As we enter into the 40 days of Lent, we are called to remember Christ’s journey to the cross as well as the 40 days he spent fasting in the wilderness. Just as Joel spoke to the Israelites, so the Lord speaks to us today. He calls us to a time of fasting and repentance. While this process is never the most comfortable or enjoyable, it is a process that leads to forgiveness, to healing, and to restoration to the Lord.

In the wilderness, in his ministry, and especially in his death, Jesus denied the desires of the flesh in order to submit to the desires of his Father. That is our calling as well.

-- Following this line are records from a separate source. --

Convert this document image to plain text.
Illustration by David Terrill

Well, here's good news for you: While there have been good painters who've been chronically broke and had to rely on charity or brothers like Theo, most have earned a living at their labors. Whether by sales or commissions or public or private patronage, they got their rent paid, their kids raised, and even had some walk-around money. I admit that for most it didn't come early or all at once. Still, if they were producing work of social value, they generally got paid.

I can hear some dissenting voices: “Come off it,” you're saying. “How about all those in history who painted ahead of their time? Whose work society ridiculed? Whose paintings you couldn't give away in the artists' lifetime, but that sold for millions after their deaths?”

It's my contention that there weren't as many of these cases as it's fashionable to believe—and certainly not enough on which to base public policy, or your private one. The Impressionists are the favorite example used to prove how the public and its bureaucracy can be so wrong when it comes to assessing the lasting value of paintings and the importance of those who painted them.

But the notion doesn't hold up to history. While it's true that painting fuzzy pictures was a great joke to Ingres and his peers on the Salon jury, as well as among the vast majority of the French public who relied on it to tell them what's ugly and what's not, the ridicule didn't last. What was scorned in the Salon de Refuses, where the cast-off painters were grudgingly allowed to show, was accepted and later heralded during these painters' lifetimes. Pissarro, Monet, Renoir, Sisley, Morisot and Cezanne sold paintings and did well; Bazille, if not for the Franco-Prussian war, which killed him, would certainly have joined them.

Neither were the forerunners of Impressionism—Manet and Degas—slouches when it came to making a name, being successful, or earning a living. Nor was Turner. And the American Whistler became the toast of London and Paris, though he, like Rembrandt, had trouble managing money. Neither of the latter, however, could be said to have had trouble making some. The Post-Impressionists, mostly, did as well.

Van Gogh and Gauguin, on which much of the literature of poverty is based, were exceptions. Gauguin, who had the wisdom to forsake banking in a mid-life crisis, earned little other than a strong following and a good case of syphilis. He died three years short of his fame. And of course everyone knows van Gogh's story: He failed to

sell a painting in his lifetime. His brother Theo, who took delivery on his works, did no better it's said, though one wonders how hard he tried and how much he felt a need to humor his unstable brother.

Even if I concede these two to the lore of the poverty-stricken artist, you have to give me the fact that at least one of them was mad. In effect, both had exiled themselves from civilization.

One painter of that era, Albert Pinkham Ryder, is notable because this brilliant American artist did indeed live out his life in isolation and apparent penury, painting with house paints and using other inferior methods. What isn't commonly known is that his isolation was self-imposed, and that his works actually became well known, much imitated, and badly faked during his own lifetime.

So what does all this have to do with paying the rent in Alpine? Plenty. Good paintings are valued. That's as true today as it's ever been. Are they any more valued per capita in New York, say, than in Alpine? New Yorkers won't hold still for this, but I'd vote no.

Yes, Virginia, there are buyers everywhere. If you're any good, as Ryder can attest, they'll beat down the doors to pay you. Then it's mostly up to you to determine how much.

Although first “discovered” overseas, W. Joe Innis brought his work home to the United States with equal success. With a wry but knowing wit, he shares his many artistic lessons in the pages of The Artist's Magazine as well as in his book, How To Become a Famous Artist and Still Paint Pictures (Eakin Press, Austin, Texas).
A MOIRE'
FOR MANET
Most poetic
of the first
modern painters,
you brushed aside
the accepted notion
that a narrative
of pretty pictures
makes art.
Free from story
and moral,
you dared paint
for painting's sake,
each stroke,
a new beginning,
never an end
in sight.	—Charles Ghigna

Are fasting and repenting part of your Lenten experience? How can you implement these practices even more so that you can move even deeper into the love, forgiveness and healing of the Lord?

A New and Contrite Heart

Ash Wednesday

The Collect: “Almighty and everlasting God, you hate nothing you have made and forgive the sins of all who are penitent: Create and make in us new and contrite hearts, that we, worthily lamenting our sins and acknowledging our wretchedness, may obtain of you, the God of all mercy, perfect remission and forgiveness; through Jesus Christ our Lord, who lives and reigns with you and the Holy Spirit, one God, for ever and ever. Amen.”

After committing his grievous sin with Bathsheba, David prays to the Lord to create a new and contrite heart within him. Like David, we all fall short of the glory of God, we all sin, and we all need the Lord to soften our hearts, to make them new and holy before him. How will you use the 40 days of Lent to allow the Lord to do this work in your heart?

Jesus Changes Everything

“We did not follow cleverly devised myths when we made known to you the power and coming of our Lord Jesus Christ, but we had been eyewitnesses of his majesty. For he received honor and glory from God the Father when that voice was conveyed to him by the Majestic Glory, saying, ‘This is my Son, my Beloved, with whom I am well pleased.’ We ourselves heard this voice come from heaven, while we were with him on the holy mountain.” 2 Peter 1:16-21

Peter writes about his experience with Jesus on the Mount of Transfiguration. He longs for his readers to understand what he saw with his own eyes and heard with his own ears. Jesus was glorified in the presence of Peter, James, and John. Not only did they see his glory, but the Father affirmed that Jesus was truly the Son of God, the promised deliverer of his people.

Jesus, as the Son of God, changes everything! After Pentecost, Peter’s mission was to spread the good news about Jesus. His life and work radically changed. Just as Jesus had spoken to Peter, his life became about fishing for men instead of fish.

Do you understand the good news of Jesus Christ? Has it radically changed you like it did Peter? How do you spread this good news? How has it changed your work, your relationships, your life?

Beholding the Glory of the Lord

Matthew 17:1-9

“Six days later, Jesus took with him Peter and James and his brother John and led them up a high mountain, by themselves. And he was transfigured before them, and his face shone like the sun, and his clothes became dazzling white. Suddenly there appeared to them Moses and Elijah, talking with him. Then Peter said to Jesus, ‘Lord, it is good for us to be here; if you wish, I will make three dwellings here, one for you, one for Moses, and one for Elijah.’ While he was still speaking, suddenly a bright cloud overshadowed them, and from the cloud a voice said, ‘This is my Son, the Beloved; with him I am well pleased; listen to him!’”

Jesus knows his time with the disciples is short. He has tried to prepare them for his betrayal, death and resurrection. They struggle to understand the things that are about to happen.

Jesus gives them this gift of revelation. Up on the mountain, Peter, James, and John behold Jesus in his glory. It is a life-changing experience for all of them. To confirm their vision of Jesus in his glory, the Lord speaks to affirm his Beloved Son.

All four of the Gospel writers confirm Jesus’ transfiguration. This experience was not just for them but for us. They beheld his glory; now, we are called to do the same.

How do you behold the glory of the Lord?